Wednesday, December 17, 1980.POPEYE. Written by Jules Feiffer. Based on characters created by E.C. Segar. Music by Tom Pierso. Songs by Harry Nilsson. Directed by Robert Altman. Running time: 114 minutes. General entertainment.
WELL, BLOW ME DOWN, I is impreskt. Who would have believed they could make a movin' pitcher out of Popeye?
Robert Altman, that's who. The innovative, unpredictable director of 1970's M*A*S* H and Nashville (1975), Altman never doubted that he could bring the late E.C. Segar's Thimble Theater to life.
Now, I'm a believer. Popeye, the motion picture, is like no other film that I've seen, an utterly original, wonderfully whimsical and completely unexpected screen experience.
Altman's film is like a trip to Disneyland. Part dream, part memory, part live-action cartoon, it invites us to enter a fully realized fantasy world peopled by the characters from Segar's comic-strip universe.
As written by cartoonist and comics historian Jules (The Great Comic Book Heroes) Feiffer, it is the story of a one-eyed, anvil-armed sailor named Popeye (Robin Williams), an apparent "orphink," searching the seven seas for his long-lost father.
Putting in at Sweethaven, he finds himself a stranger in a strange land. The town (a remarkable feat of environmental set building) is run by a tyrannical Commodore, an unseen presence whose dreaded henchmen, the Taxman (Donald Moffat) and Bluto (Paul L. Smith), enforce his rule.
Popeye takes a room at the boarding house run by Cole Oyl (MacIntyre Dixon) and his wife Nana (Roberta Maxwell). There, the sailor man encounters Olive Oyl (Shelley Duvall, in a role she was born to play). The Oyls receive considerable tax relief because their gangling daughter is Bluto's betrothed.
In some doubt about the match herself, Olive steals off on the night of her engagement party. She runs into Popeye, and together they discover Swee'pea (Wesley Ivan Hurt, the 15-month-old son of actor John Hurt), an abandoned baby in a basket.

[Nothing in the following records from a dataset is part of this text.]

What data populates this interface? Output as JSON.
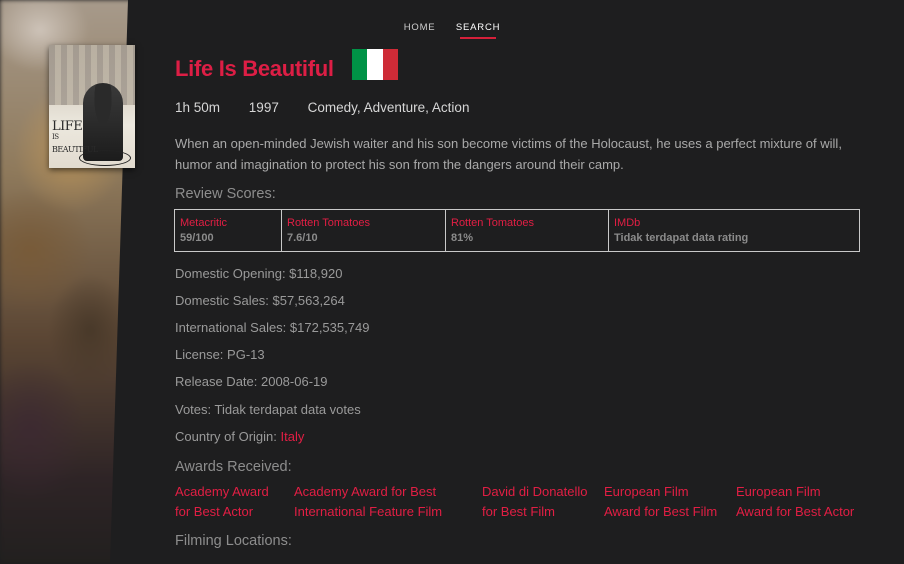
{
  "nav": {
    "items": [
      "HOME",
      "SEARCH"
    ],
    "active": "SEARCH"
  },
  "poster": {
    "title_main": "LIFE",
    "title_small": "IS",
    "title_rest": "BEAUTIFUL"
  },
  "movie": {
    "title": "Life Is Beautiful",
    "runtime": "1h 50m",
    "year": "1997",
    "genres": "Comedy, Adventure, Action",
    "description": "When an open-minded Jewish waiter and his son become victims of the Holocaust, he uses a perfect mixture of will, humor and imagination to protect his son from the dangers around their camp."
  },
  "flag": {
    "colors": [
      "#009246",
      "#ffffff",
      "#ce2b37"
    ]
  },
  "review": {
    "heading": "Review Scores:",
    "scores": [
      {
        "source": "Metacritic",
        "value": "59/100"
      },
      {
        "source": "Rotten Tomatoes",
        "value": "7.6/10"
      },
      {
        "source": "Rotten Tomatoes",
        "value": "81%"
      },
      {
        "source": "IMDb",
        "value": "Tidak terdapat data rating"
      }
    ]
  },
  "details": {
    "domestic_opening": "Domestic Opening: $118,920",
    "domestic_sales": "Domestic Sales: $57,563,264",
    "international_sales": "International Sales: $172,535,749",
    "license": "License: PG-13",
    "release_date": "Release Date: 2008-06-19",
    "votes": "Votes: Tidak terdapat data votes",
    "country_label": "Country of Origin: ",
    "country": "Italy"
  },
  "awards": {
    "heading": "Awards Received:",
    "items": [
      {
        "line1": "Academy Award",
        "line2": "for Best Actor"
      },
      {
        "line1": "Academy Award for Best",
        "line2": "International Feature Film"
      },
      {
        "line1": "David di Donatello",
        "line2": "for Best Film"
      },
      {
        "line1": "European Film",
        "line2": "Award for Best Film"
      },
      {
        "line1": "European Film",
        "line2": "Award for Best Actor"
      }
    ]
  },
  "filming": {
    "heading": "Filming Locations:"
  },
  "colors": {
    "accent": "#dd1e45",
    "background": "#1e1e1f"
  }
}
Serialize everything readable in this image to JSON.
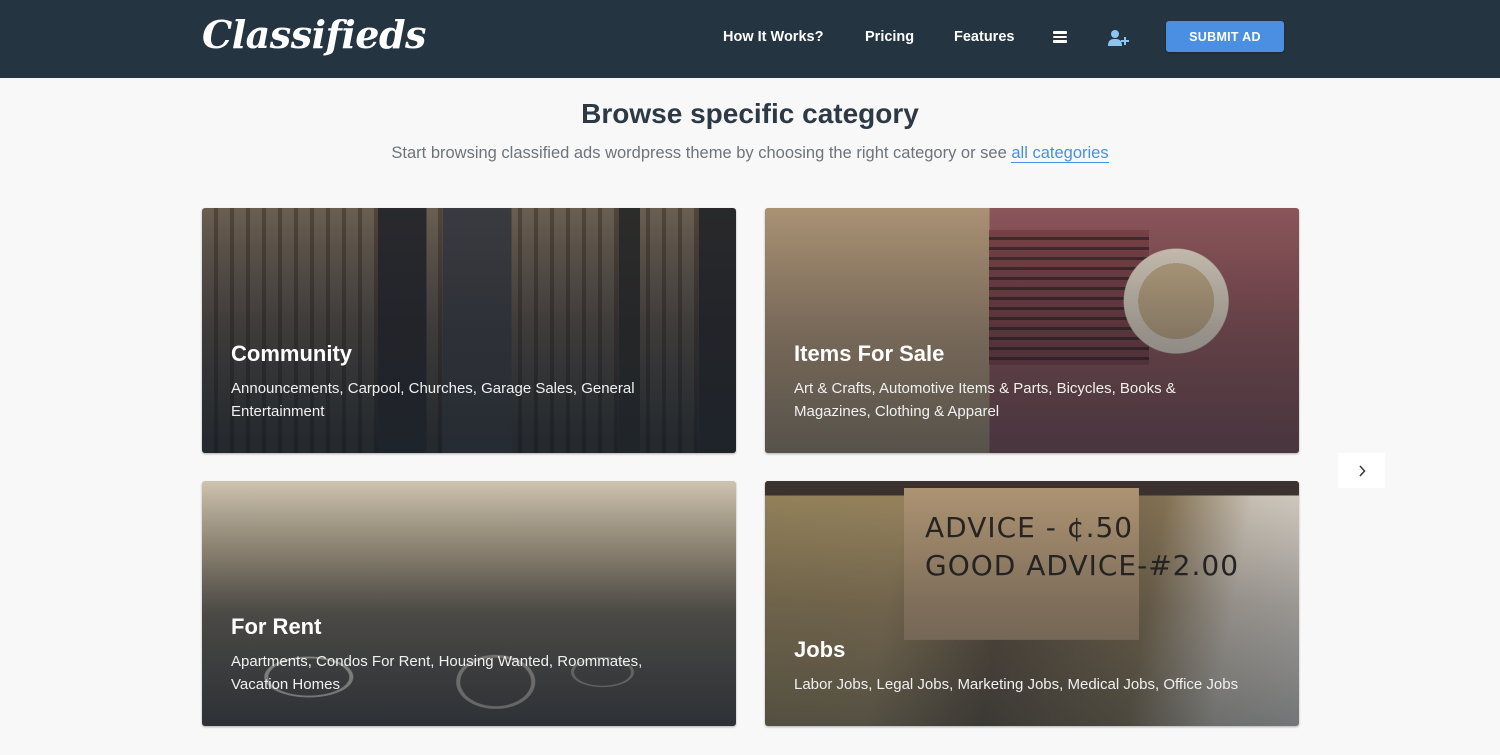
{
  "header": {
    "logo_text": "Classifieds",
    "nav": [
      {
        "label": "How It Works?"
      },
      {
        "label": "Pricing"
      },
      {
        "label": "Features"
      }
    ],
    "menu_icon": "hamburger-menu-icon",
    "user_icon": "user-add-icon",
    "submit_button_label": "SUBMIT AD"
  },
  "section": {
    "title": "Browse specific category",
    "subtitle": "Start browsing classified ads wordpress theme by choosing the right category or see ",
    "link_label": "all categories"
  },
  "categories": [
    {
      "title": "Community",
      "description": "Announcements, Carpool, Churches, Garage Sales, General Entertainment"
    },
    {
      "title": "Items For Sale",
      "description": "Art & Crafts, Automotive Items & Parts, Bicycles, Books & Magazines, Clothing & Apparel"
    },
    {
      "title": "For Rent",
      "description": "Apartments, Condos For Rent, Housing Wanted, Roommates, Vacation Homes"
    },
    {
      "title": "Jobs",
      "description": "Labor Jobs, Legal Jobs, Marketing Jobs, Medical Jobs, Office Jobs",
      "image_sign_text": [
        "ADVICE - ¢.50",
        "GOOD ADVICE-#2.00"
      ]
    }
  ],
  "carousel": {
    "next_icon": "chevron-right-icon"
  },
  "colors": {
    "header_bg": "#253441",
    "accent": "#4a8fe2",
    "page_bg": "#f8f8f8",
    "heading": "#2d3a45",
    "muted_text": "#6d747b"
  }
}
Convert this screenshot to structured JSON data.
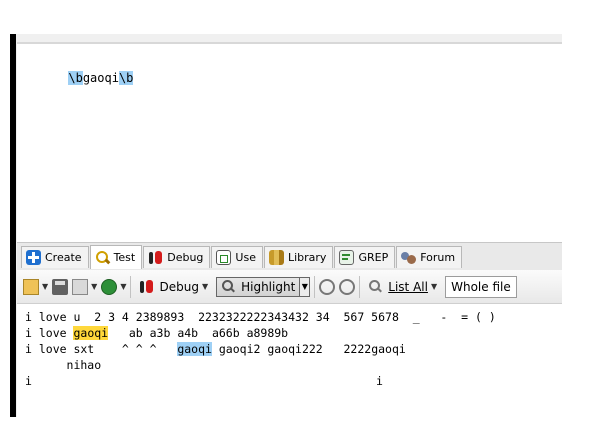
{
  "regex": {
    "escape_start": "\\b",
    "word": "gaoqi",
    "escape_end": "\\b"
  },
  "tabs": [
    {
      "label": "Create",
      "icon": "create-icon"
    },
    {
      "label": "Test",
      "icon": "magnifier-icon"
    },
    {
      "label": "Debug",
      "icon": "bug-icon"
    },
    {
      "label": "Use",
      "icon": "use-icon"
    },
    {
      "label": "Library",
      "icon": "library-icon"
    },
    {
      "label": "GREP",
      "icon": "grep-icon"
    },
    {
      "label": "Forum",
      "icon": "forum-icon"
    }
  ],
  "toolbar": {
    "debug_label": "Debug",
    "highlight_label": "Highlight",
    "list_all_label": "List All",
    "scope_value": "Whole file"
  },
  "results": {
    "line1": "i love u  2 3 4 2389893  2232322222343432 34  567 5678  _   -  = ( )",
    "line2_prefix": "i love ",
    "line2_match": "gaoqi",
    "line2_suffix": "   ab a3b a4b  a66b a8989b",
    "line3_prefix": "i love sxt    ^ ^ ^   ",
    "line3_match": "gaoqi",
    "line3_suffix": " gaoqi2 gaoqi222   2222gaoqi",
    "line4": "      nihao",
    "line5_left": "i",
    "line5_right": "i"
  },
  "colors": {
    "match_blue": "#9ed0f5",
    "match_yellow": "#ffd83b"
  }
}
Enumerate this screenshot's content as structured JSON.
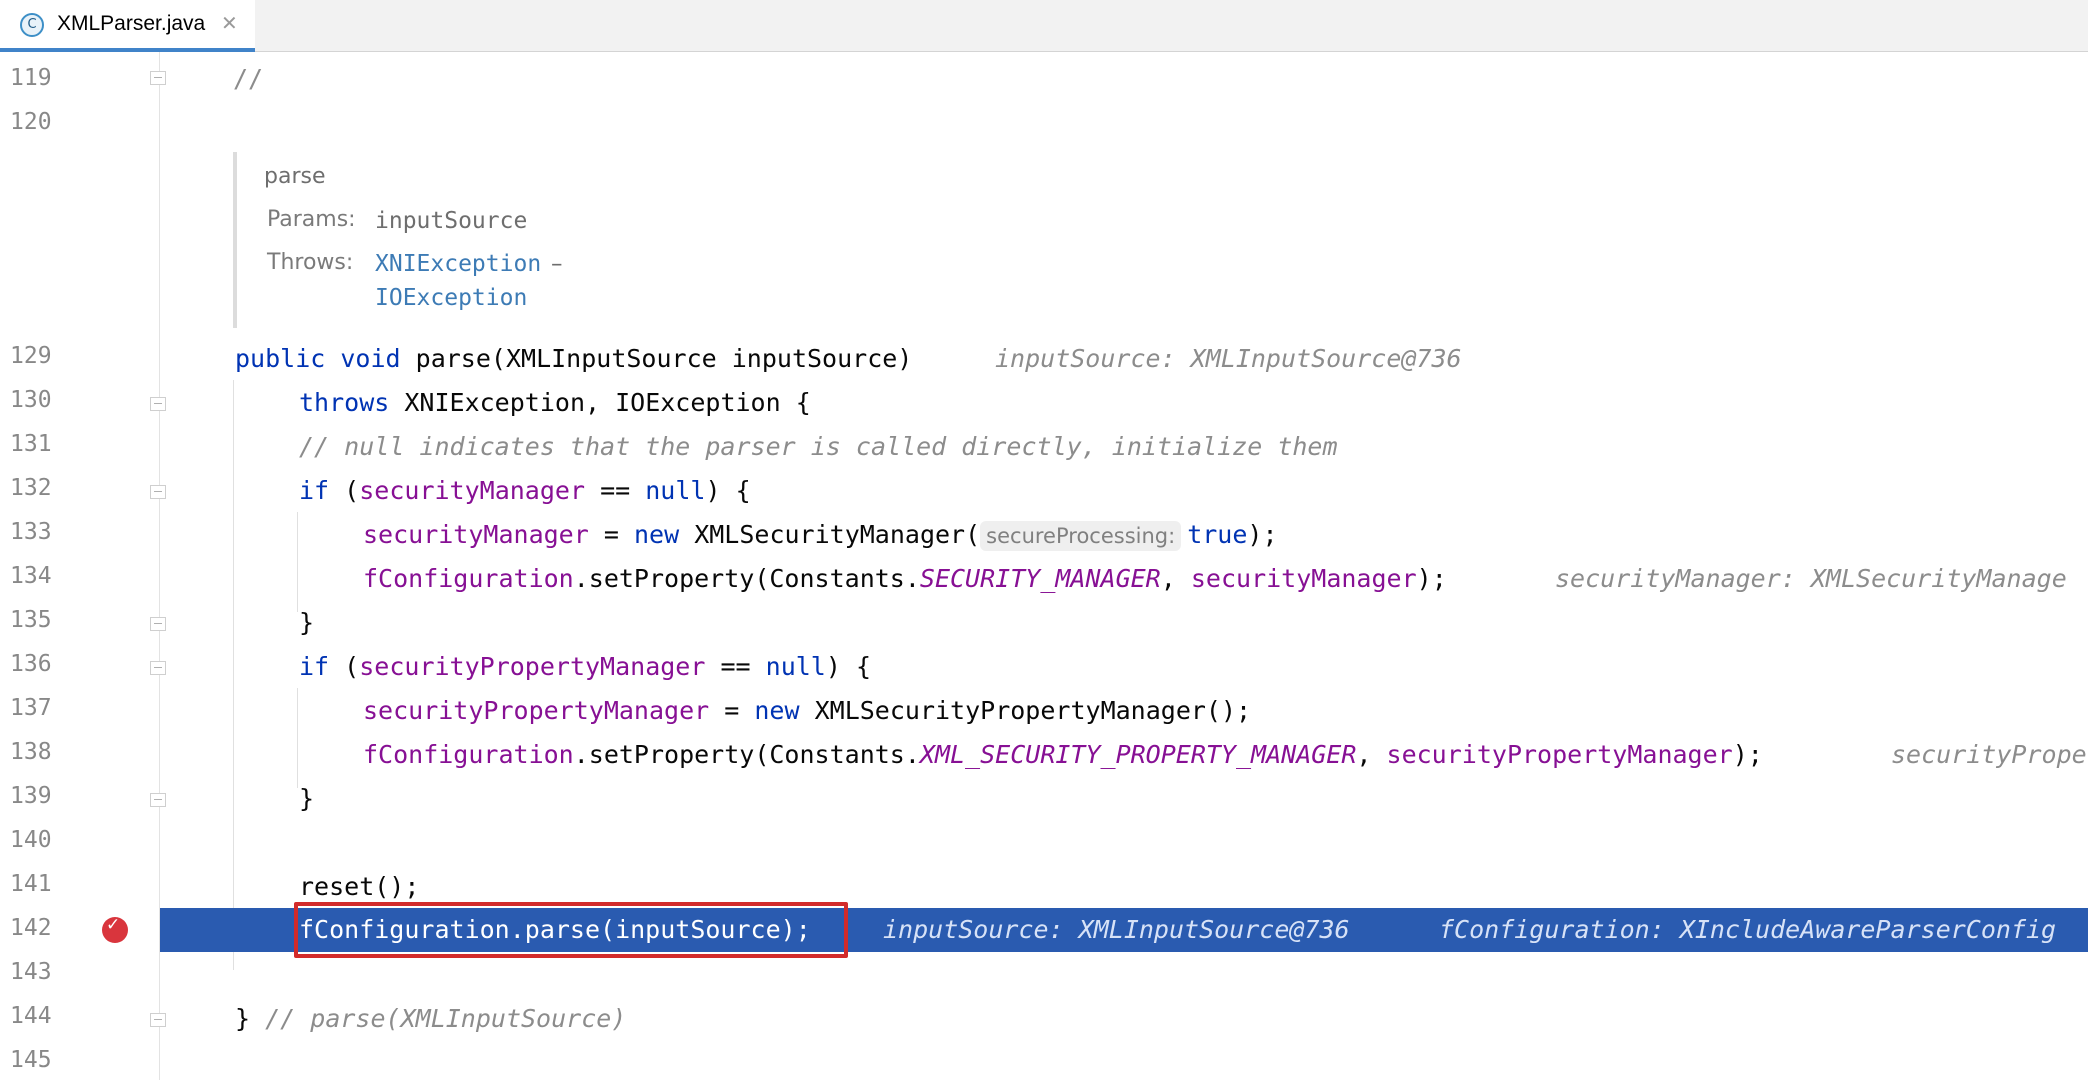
{
  "tab": {
    "icon": "class-c-icon",
    "icon_glyph": "C",
    "label": "XMLParser.java",
    "close_glyph": "✕"
  },
  "colors": {
    "keyword": "#0033b3",
    "field": "#871094",
    "comment": "#8c8c8c",
    "exec_line": "#2a5bb0",
    "highlight_box": "#d22b2b",
    "breakpoint": "#d9353d"
  },
  "line_numbers": [
    "119",
    "120",
    "129",
    "130",
    "131",
    "132",
    "133",
    "134",
    "135",
    "136",
    "137",
    "138",
    "139",
    "140",
    "141",
    "142",
    "143",
    "144",
    "145"
  ],
  "doc": {
    "title": "parse",
    "params_label": "Params:",
    "params_value": "inputSource",
    "throws_label": "Throws:",
    "throws_1": "XNIException",
    "throws_dash": "–",
    "throws_2": "IOException"
  },
  "code": {
    "l119": "//",
    "l129_kw1": "public",
    "l129_kw2": "void",
    "l129_rest": "parse(XMLInputSource inputSource)",
    "l129_hint": "inputSource: XMLInputSource@736",
    "l130_kw": "throws",
    "l130_rest": "XNIException, IOException {",
    "l131": "// null indicates that the parser is called directly, initialize them",
    "l132_kw": "if",
    "l132_a": "(",
    "l132_fld": "securityManager",
    "l132_b": "==",
    "l132_null": "null",
    "l132_c": ") {",
    "l133_fld": "securityManager",
    "l133_a": "=",
    "l133_new": "new",
    "l133_b": "XMLSecurityManager(",
    "l133_param": "secureProcessing:",
    "l133_true": "true",
    "l133_c": ");",
    "l134_fld": "fConfiguration",
    "l134_a": ".setProperty(Constants.",
    "l134_const": "SECURITY_MANAGER",
    "l134_b": ",",
    "l134_fld2": "securityManager",
    "l134_c": ");",
    "l134_hint": "securityManager: XMLSecurityManage",
    "l135": "}",
    "l136_kw": "if",
    "l136_a": "(",
    "l136_fld": "securityPropertyManager",
    "l136_b": "==",
    "l136_null": "null",
    "l136_c": ") {",
    "l137_fld": "securityPropertyManager",
    "l137_a": "=",
    "l137_new": "new",
    "l137_b": "XMLSecurityPropertyManager();",
    "l138_fld": "fConfiguration",
    "l138_a": ".setProperty(Constants.",
    "l138_const": "XML_SECURITY_PROPERTY_MANAGER",
    "l138_b": ",",
    "l138_fld2": "securityPropertyManager",
    "l138_c": ");",
    "l138_hint": "securityPrope",
    "l139": "}",
    "l141": "reset();",
    "l142": "fConfiguration.parse(inputSource);",
    "l142_hint1": "inputSource: XMLInputSource@736",
    "l142_hint2": "fConfiguration: XIncludeAwareParserConfig",
    "l144_brace": "}",
    "l144_cmt": "// parse(XMLInputSource)"
  }
}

Perhaps the single most difficult task facing any entertainer is keeping the audience interested in what happens next. Segar's genius as a newspaper comic strip writer was that he kept his readers fascinated, and they, in turn, came back day after day to find out the next twist in the tale.
Between them, Feiffer and Altman recreate that fascination on the screen. The genius of their film is that it combines comic-strip conceits —characters arranged in tableaux; stylized body shapes; elastic movements – and animated cartoon conventions — musical numbers; aural humour; exaggerated, non-lethal violence — with an interesting plot that is advanced by all of these elements.
Although Dustin Hoffman and Lily Tomlin were originally announced for the key roles, it is hard to believe that anyone could have done a better job than Williams and Duvall. In a film that is essentially an exercise in imagination, their performances are as stylized as classic mime, while remaining as individual and eccentric as the characters they play.
Not everyone likes spinach — indeed, an important element in Feiffer's script is the fact that Popeye loathes the stuff. Not everyone is charmed by Popeye as seen through the cameras of Robert Altman.
To be an innovator, though, one must risk failure. Film innovators face the additional trial of unfavourable reviews.
Altman's Popeye is not for filmgoers who want every movie to look like every other movie. It's designed to delight audiences looking for something completely different.
* * *IN THE FLOOD OF STORIES published following the death of John Lennon [December 8, 1980], I don't recall anyone mentioning Robert Altman's 1975 masterpiece Nashville, the film that foresaw the possibility of a pop star as an assassin's target.
Following the film's release, Altman was asked why the killer — a clean-cut country-and-western music fan — shot the singer and not the presidential candidate. He said that he wanted people to question senseless murder, not accept it.
The audience, sure that politician Hal David Walker was the intended victim, was shocked to see an apparently innocent, attractive performer gunned down instead. The idea was to shock people into thinking, into questioning, into asking "why?".
And damned if we didn't start thinking.
Right after we saw Nashville's final scene played out on a New York sidewalk.
The above is a restored version of a Province review by Michael Walsh originally published in 1980. For additional information on this archived material, please visit my FAQ.
Afterword: If surprise is at the heart of humour, then Robin Williams's screen career was the very definition of funny. After making an indelible mark on television comedy as the anarchic extraterrestrial Mork from Ork, he made his big screen breakthrough playing introverted comics icon Popeye. In 1982, he was back with something completely different, The World According to Garp, adapted from literary lion John Irving's surreal comic novel. The surprises just kept coming, including his Oscar-nominated turn as military DJ Adrian Cronauer in 1987's Good Morning, Vietnam; as the King of the Moon in Terry Gilliam's The Adventures of Baron Munchausen (1988); as compassionate physician Malcolm Sayer in Awakenings (1990); as the adult Peter Pan in Steven Spielberg's Hook (1991); as the cross-dressing housekeeper in Mrs. Doubtfire (1993); as Osric in Ken Branagh's adaptation of Hamlet (1996); and the self-aware android Andrew in 1999's Bicentennial Man (1999). Although his best known cartoon role remains the big blue Genie in Aladdin (1992), Williams made his animated feature debut as Batty Koda in Ferngully: the Last Rainforest (1992). Often on location in the Great White North, he made three pictures in Toronto — Good Will Hunting (1997), Death to Smoochy (2002) and Man of the Year (2006) — and one each in Montreal (Noel; 2004) — and Winnipeg (The Big White; 2005). He was particularly familiar with Vancouver, first visiting for 1995's Jumanji (1995), then returning for Insomnia (2002), The Final Cut (2004), RV (2006) and License to Wed (2007). Vancouver was also home base for his appearances as Teddy Roosevelt in Night at the Museum (2006), Night at the Museum: Battle of the Smithsonian (2009) and the series finale, released just today (December 19), Night at the Museum: Secret of the Tomb. Giving that last title unintended poignancy was Williams's final surprise, his death by suicide on August 11, 2014.